If this is not an option, at least be an active participant in your NHS care.

· Ask your surgeon when he / she qualified and where did they do their training – be especially pleased if they finished their training more than 5 years ago!

· How many of these operations do they do? What are their outcomes and complication rates ?

· Are they a subspecialist in your operation or an occasional ‘dabbler’ who specialises in other operations usually ?

· Ask other people that may have been treated by them and your GP what your surgeon is like and whether they would let Mr / Ms X operate on their family (or in some cases, on their dog…).

· Don’t be afraid to ask for a second opinion from another local or national expert in the field and who has been recommended to you.

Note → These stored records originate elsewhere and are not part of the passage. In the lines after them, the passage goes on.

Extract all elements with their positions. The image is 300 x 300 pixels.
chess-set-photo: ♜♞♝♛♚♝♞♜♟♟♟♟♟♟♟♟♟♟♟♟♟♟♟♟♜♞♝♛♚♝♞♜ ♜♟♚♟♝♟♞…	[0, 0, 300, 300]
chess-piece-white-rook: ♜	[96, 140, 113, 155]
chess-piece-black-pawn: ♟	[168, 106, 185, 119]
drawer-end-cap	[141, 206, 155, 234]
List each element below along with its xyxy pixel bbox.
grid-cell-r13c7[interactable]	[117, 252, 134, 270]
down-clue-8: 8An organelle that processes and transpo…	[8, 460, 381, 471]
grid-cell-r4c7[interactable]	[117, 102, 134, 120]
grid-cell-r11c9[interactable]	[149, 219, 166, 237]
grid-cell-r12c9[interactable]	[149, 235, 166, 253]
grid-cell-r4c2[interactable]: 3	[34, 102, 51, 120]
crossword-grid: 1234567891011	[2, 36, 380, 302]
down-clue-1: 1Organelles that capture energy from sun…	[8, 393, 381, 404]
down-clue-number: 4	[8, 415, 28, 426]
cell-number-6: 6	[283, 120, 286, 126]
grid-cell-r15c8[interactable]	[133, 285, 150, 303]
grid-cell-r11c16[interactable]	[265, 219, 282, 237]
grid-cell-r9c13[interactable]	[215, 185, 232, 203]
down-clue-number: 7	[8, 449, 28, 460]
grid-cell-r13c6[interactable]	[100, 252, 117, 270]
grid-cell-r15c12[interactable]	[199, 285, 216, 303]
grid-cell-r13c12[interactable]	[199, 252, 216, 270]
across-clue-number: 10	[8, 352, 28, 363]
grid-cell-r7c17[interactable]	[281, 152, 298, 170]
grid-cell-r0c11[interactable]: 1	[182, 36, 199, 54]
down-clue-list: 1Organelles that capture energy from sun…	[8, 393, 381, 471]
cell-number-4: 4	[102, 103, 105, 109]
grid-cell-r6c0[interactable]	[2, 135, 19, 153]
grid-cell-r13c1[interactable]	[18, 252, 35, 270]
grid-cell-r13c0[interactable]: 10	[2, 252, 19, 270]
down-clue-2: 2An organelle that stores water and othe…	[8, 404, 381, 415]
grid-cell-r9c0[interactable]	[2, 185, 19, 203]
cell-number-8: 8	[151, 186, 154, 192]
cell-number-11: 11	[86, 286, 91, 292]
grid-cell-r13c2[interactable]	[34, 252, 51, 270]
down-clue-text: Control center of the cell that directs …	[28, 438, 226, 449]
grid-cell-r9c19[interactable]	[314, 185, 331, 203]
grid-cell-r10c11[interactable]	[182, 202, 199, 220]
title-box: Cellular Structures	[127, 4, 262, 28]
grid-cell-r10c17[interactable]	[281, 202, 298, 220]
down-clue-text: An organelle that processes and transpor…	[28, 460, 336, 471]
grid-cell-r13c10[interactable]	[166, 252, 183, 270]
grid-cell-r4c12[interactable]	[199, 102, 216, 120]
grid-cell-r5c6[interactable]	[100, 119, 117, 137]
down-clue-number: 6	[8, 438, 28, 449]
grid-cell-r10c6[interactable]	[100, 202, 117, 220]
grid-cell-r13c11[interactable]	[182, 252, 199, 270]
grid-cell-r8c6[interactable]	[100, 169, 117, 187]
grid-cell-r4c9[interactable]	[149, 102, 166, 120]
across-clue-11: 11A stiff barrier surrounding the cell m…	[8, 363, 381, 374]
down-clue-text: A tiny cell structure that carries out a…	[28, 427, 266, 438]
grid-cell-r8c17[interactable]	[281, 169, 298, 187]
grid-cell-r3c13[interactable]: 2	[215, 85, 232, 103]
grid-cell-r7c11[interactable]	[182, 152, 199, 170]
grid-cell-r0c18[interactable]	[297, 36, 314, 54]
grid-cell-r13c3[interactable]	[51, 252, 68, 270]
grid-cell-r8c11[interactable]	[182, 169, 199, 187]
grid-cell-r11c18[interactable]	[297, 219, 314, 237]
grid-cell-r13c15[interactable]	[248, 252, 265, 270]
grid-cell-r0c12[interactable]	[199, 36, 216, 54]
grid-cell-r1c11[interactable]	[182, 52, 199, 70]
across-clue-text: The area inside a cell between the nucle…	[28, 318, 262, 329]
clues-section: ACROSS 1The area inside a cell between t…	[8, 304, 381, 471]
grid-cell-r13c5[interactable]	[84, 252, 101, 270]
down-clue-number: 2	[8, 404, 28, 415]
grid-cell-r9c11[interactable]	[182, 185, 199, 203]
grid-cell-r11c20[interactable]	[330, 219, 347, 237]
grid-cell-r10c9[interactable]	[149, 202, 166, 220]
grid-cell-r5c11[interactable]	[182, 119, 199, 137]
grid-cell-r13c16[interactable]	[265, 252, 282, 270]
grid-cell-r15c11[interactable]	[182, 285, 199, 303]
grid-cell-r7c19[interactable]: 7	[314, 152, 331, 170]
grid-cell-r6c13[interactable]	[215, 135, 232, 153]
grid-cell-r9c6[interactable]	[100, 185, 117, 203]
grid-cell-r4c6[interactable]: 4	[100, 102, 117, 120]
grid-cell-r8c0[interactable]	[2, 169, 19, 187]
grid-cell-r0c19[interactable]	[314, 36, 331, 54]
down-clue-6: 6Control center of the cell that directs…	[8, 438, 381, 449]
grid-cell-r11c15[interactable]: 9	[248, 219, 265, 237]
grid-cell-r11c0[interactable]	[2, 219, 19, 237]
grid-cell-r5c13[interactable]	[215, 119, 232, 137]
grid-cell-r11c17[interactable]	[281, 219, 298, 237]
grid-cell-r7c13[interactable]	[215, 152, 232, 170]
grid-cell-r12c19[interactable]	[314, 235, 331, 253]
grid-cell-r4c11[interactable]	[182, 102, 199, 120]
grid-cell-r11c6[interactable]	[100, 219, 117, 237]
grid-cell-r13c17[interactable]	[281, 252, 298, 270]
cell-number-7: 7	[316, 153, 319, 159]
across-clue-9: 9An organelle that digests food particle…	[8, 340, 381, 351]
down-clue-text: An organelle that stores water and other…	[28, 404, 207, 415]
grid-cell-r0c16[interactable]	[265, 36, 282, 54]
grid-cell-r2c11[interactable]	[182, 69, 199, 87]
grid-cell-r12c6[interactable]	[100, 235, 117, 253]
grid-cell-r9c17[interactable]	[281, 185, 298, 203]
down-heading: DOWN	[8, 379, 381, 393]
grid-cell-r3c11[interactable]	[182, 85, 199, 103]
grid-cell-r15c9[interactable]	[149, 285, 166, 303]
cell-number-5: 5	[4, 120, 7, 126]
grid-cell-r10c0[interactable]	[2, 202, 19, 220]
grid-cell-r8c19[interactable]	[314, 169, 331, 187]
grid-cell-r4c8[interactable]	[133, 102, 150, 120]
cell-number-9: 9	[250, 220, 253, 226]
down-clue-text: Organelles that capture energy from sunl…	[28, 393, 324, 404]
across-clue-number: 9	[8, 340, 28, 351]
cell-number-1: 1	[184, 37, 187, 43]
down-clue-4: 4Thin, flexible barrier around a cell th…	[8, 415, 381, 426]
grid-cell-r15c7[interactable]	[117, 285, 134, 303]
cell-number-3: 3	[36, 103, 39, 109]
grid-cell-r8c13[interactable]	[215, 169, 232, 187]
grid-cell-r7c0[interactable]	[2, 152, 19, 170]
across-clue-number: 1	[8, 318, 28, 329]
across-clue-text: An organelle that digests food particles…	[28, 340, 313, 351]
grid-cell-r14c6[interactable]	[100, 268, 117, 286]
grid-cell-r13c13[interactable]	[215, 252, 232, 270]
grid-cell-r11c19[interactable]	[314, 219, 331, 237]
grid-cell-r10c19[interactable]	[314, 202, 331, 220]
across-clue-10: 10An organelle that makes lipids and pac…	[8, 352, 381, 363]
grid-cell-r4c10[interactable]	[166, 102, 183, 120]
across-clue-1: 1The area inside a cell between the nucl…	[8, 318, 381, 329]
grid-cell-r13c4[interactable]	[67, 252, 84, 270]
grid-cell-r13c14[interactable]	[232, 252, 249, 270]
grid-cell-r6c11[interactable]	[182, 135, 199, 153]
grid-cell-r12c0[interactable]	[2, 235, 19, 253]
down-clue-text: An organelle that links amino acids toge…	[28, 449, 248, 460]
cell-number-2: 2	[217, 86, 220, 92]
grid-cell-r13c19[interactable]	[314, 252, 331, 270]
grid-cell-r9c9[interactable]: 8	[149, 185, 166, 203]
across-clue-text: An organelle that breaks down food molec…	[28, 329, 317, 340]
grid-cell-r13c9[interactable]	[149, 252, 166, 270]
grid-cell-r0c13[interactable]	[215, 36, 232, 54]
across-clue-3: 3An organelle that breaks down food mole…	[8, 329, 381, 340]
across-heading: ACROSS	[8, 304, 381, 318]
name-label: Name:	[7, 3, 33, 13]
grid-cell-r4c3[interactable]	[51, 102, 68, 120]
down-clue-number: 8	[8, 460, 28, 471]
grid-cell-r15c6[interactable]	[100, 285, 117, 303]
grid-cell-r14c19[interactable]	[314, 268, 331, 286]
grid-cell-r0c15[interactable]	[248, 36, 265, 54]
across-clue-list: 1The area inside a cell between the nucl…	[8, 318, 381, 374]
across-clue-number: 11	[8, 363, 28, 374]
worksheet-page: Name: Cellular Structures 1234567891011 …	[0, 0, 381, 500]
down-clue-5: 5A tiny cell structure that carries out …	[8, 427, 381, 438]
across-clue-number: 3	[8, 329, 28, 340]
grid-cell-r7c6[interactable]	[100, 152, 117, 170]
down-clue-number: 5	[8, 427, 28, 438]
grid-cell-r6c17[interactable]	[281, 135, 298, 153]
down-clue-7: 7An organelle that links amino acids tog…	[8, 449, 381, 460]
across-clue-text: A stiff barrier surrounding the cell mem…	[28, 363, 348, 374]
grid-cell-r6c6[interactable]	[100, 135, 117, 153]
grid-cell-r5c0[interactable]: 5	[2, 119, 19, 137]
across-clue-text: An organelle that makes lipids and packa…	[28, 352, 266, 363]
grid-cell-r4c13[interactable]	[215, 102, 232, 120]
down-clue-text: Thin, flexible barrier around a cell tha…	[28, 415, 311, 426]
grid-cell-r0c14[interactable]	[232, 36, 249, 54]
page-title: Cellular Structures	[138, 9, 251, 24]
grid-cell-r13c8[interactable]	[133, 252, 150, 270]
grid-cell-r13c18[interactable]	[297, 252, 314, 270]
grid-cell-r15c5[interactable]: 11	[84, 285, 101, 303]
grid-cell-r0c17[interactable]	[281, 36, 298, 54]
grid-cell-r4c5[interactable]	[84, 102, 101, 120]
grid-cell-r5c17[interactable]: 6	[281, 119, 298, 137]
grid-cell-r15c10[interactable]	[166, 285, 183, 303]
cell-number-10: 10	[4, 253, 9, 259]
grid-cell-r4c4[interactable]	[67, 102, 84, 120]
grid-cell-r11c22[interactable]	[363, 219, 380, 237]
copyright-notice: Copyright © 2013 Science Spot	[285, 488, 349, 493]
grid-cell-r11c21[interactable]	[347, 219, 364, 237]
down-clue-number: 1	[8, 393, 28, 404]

· Read testimonials (such as on this website) or look your surgeon up on the General Medical Council and British Medical Association websites.

· Research them on their Surgical Speciality websites (www.ent.org and www.fpsuk.org in my case.)

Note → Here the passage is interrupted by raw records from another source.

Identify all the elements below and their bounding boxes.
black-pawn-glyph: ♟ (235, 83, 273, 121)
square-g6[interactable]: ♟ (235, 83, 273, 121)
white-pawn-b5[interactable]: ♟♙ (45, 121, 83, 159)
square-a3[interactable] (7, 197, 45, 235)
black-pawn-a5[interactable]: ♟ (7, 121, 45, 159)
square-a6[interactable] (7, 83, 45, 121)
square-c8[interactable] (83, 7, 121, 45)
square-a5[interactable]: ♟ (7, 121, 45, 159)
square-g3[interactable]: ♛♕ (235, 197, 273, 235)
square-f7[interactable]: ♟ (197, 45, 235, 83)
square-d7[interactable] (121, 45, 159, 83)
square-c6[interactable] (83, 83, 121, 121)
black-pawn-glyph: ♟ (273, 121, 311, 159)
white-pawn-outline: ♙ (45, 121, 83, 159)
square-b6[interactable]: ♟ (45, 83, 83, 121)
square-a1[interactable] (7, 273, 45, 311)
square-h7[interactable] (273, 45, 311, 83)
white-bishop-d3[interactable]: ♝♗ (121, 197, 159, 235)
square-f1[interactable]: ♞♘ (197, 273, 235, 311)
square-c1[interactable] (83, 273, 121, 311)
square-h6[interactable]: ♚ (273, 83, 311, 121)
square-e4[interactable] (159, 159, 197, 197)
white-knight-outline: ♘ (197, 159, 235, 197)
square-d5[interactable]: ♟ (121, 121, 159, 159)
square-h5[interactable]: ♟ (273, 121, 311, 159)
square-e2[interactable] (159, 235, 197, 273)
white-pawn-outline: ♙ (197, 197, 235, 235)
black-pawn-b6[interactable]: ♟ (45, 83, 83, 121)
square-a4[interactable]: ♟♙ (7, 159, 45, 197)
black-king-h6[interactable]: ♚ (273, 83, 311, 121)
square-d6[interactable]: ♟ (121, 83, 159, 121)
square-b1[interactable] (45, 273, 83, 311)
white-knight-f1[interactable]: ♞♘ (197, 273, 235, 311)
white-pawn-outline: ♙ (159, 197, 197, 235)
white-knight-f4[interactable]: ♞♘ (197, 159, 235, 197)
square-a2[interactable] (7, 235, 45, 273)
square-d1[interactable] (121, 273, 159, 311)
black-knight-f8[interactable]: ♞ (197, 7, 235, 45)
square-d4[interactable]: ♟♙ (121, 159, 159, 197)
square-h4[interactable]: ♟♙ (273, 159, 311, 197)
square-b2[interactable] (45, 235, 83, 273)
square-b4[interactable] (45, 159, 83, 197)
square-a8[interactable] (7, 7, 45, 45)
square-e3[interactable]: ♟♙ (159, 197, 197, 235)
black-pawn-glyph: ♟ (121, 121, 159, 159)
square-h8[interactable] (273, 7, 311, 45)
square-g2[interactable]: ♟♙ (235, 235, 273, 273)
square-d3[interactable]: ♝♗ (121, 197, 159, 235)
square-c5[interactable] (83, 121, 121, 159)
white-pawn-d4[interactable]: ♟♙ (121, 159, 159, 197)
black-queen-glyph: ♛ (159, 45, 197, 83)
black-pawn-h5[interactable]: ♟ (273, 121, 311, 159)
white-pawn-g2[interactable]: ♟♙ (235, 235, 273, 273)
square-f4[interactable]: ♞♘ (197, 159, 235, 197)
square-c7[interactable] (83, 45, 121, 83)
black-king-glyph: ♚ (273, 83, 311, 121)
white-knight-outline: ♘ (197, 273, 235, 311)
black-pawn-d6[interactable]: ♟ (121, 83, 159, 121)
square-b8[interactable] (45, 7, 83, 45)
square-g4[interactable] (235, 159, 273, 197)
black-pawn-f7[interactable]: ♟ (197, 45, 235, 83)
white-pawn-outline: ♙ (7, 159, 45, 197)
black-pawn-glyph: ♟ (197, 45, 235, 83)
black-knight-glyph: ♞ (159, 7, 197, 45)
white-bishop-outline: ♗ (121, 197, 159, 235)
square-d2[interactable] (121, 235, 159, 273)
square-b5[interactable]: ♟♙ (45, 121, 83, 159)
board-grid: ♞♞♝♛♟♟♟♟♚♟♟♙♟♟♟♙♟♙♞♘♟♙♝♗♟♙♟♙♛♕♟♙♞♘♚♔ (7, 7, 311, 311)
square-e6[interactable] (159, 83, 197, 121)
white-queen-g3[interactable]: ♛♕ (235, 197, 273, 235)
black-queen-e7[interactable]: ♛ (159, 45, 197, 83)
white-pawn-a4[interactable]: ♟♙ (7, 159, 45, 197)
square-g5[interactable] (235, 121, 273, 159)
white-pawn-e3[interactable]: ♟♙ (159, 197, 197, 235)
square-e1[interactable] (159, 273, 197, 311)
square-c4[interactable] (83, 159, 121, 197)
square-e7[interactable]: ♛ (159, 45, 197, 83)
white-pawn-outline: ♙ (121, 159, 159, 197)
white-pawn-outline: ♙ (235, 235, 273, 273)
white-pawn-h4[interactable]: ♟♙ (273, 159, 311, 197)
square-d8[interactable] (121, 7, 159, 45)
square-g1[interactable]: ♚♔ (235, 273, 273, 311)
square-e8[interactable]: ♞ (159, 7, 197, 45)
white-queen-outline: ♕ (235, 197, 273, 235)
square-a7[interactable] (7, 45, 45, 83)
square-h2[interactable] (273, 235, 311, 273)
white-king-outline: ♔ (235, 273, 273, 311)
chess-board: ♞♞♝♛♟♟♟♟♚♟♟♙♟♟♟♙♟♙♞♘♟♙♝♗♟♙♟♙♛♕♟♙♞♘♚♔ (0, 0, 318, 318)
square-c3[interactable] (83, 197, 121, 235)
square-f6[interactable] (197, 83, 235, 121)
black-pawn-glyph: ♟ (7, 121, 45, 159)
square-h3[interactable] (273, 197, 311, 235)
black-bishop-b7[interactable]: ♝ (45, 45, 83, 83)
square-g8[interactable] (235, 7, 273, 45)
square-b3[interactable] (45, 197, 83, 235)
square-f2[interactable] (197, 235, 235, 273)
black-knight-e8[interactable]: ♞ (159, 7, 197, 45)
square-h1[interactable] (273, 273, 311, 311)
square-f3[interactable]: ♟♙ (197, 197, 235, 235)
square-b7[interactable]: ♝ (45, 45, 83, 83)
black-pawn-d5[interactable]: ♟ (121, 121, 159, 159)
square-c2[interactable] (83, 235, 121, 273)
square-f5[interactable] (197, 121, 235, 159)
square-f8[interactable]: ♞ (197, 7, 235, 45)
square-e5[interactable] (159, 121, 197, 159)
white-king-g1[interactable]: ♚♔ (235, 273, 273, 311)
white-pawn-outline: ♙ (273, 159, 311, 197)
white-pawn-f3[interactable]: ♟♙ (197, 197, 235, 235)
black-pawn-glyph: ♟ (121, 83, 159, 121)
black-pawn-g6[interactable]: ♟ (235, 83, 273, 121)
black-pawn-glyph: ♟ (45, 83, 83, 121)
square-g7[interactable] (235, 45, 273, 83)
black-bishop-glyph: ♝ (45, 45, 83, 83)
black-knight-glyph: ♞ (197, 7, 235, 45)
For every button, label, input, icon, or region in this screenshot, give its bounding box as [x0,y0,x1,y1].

This is no more than you would do before engaging a builder to build an extension or a new nanny to look after your children, and has potentially very important consequences! In particular, it is no more than any discerning Private Patient would do…..

Regrettably this degree of research is not possible when one is rushed to Hospital in the middle of the night in an emergency. In tribute to my Colleagues in Emergency Care Medicine (and to allow my reader to relax somewhat !) I would say that my experience these days of the degree of expertise and senior input into the immediate resuscitation and treatment of seriously ill patients has led me to believe that this area of medicine is considerably better than in my time as a trainee. It’s when you’re rushed out of Accident and Emergency within 4 hours (to meet another of Mr Blairs targets – thanks again) and get to the ward that your concern may start…..

What is the answer to all these issues – well, that’s a difficult one and despite a long time to think about it I am still pondering and I suspect may be for some considerable time longer!

Hopefully, however, this diatribe will allow you to have some insight into optimising your own and your familys medical experiences, as well as allowing me to vent my spleen on what I find such a vexing subject.